- Zwycięstwo cieszy i jest ono zasłużone - mówi bramkarz reprezentacji Polski. - Straciliśmy dwie bramki, ale nie wynikały one - szczególnie pierwsza - z dominacji przeciwnika, tylko z „niefarta”. Mieliśmy nakreślony plan i wypełniliśmy go w stu procentach. Może wyglądało to tak, że w końcówce meczu oddaliśmy inicjatywę Duńczykom, ale my dobrze wiedzieliśmy, jakie są ich mocne strony i na co przede wszystkim trzeba uważać.
W rozmowie z bramkarzem nie mogło zabraknąć oceny sytuacji, w której Dania zdobyła pierwszego gola, a raczej sprezentował jej go Kamil Glik, który samobójczym strzałem głową pokonał Fabiańskiego.
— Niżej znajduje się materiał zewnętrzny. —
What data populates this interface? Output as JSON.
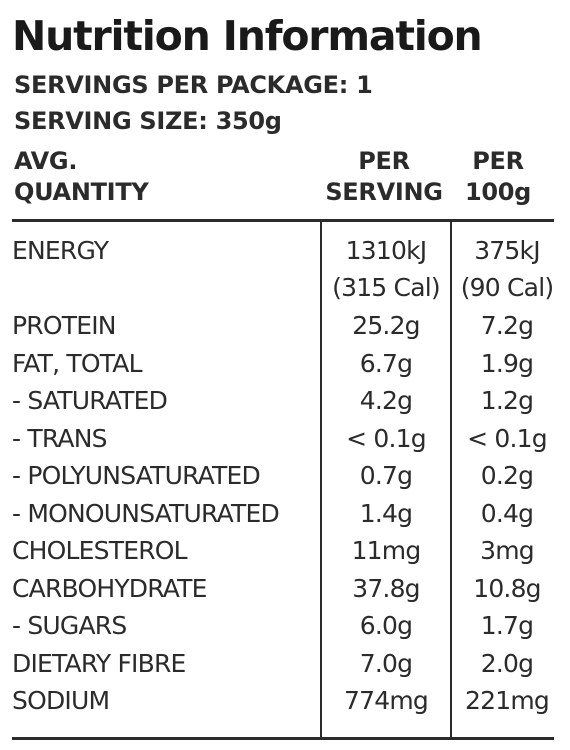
{
  "panel": {
    "title": "Nutrition Information",
    "servings_per_package": "SERVINGS PER PACKAGE: 1",
    "serving_size": "SERVING SIZE: 350g"
  },
  "header": {
    "quantity_line1": "AVG.",
    "quantity_line2": "QUANTITY",
    "per_serving_line1": "PER",
    "per_serving_line2": "SERVING",
    "per_100g_line1": "PER",
    "per_100g_line2": "100g"
  },
  "rows": [
    {
      "name": "ENERGY",
      "per_serving": "1310kJ",
      "per_serving_sub": "(315 Cal)",
      "per_100g": "375kJ",
      "per_100g_sub": "(90 Cal)"
    },
    {
      "name": "PROTEIN",
      "per_serving": "25.2g",
      "per_100g": "7.2g"
    },
    {
      "name": "FAT, TOTAL",
      "per_serving": "6.7g",
      "per_100g": "1.9g"
    },
    {
      "name": "- SATURATED",
      "per_serving": "4.2g",
      "per_100g": "1.2g"
    },
    {
      "name": "- TRANS",
      "per_serving": "< 0.1g",
      "per_100g": "< 0.1g"
    },
    {
      "name": "- POLYUNSATURATED",
      "per_serving": "0.7g",
      "per_100g": "0.2g"
    },
    {
      "name": "- MONOUNSATURATED",
      "per_serving": "1.4g",
      "per_100g": "0.4g"
    },
    {
      "name": "CHOLESTEROL",
      "per_serving": "11mg",
      "per_100g": "3mg"
    },
    {
      "name": "CARBOHYDRATE",
      "per_serving": "37.8g",
      "per_100g": "10.8g"
    },
    {
      "name": "- SUGARS",
      "per_serving": "6.0g",
      "per_100g": "1.7g"
    },
    {
      "name": "DIETARY FIBRE",
      "per_serving": "7.0g",
      "per_100g": "2.0g"
    },
    {
      "name": "SODIUM",
      "per_serving": "774mg",
      "per_100g": "221mg"
    }
  ]
}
- Kamil uderzył idealnie… - uśmiecha się Fabiański, ale po chwili dodaje już poważniej: - Trudna sytuacja. Każdy bramkarz w takiej sytuacji spodziewałby się, że Kamil będzie lekko zgrywał piłkę. Sporo było w tym wszystkim pecha. Szyderstw z Kamila po meczu w szatni jednak nie było. Wiadomo, że chciał dobrze, a że wyszło, jak wyszło? Cóż, po prostu zdarza się.
WIDEO: Łukasz Fabiański po meczu z Danią: Kamil Glik uderzył idealnie, ale miał pecha
Źródło: AIP
Fabiański został również zapytany, czy po ostatnim gwizdku jemu i kolegom spadł kamień z serca, zwłaszcza w kontekście remisu w pierwszym meczu z Kazachstanem. - Nic nie musiało nam spadać… - mówi piłkarz. - Po meczu z Kazachstanem był ogromny niedosyt, ale z takimi rzeczami w futbolu też trzeba się liczyć. Ja już gdzieś powiedziałem, że mecz w Kazachstanie to był dla nas kubeł zimnej wody, którego potrzebowaliśmy trochę po Euro. Choćby po to, żeby się obudzić, zejść na ziemię. Oczywiście szkoda tych punktów z Kazachstanem, ale jeśli kiedyś taka wpadka miała przyjść, to dobrze, że przyszła w pierwszym meczu. Dzięki temu nasza mobilizacja i koncentracja przed meczem z Danią była jeszcze większa.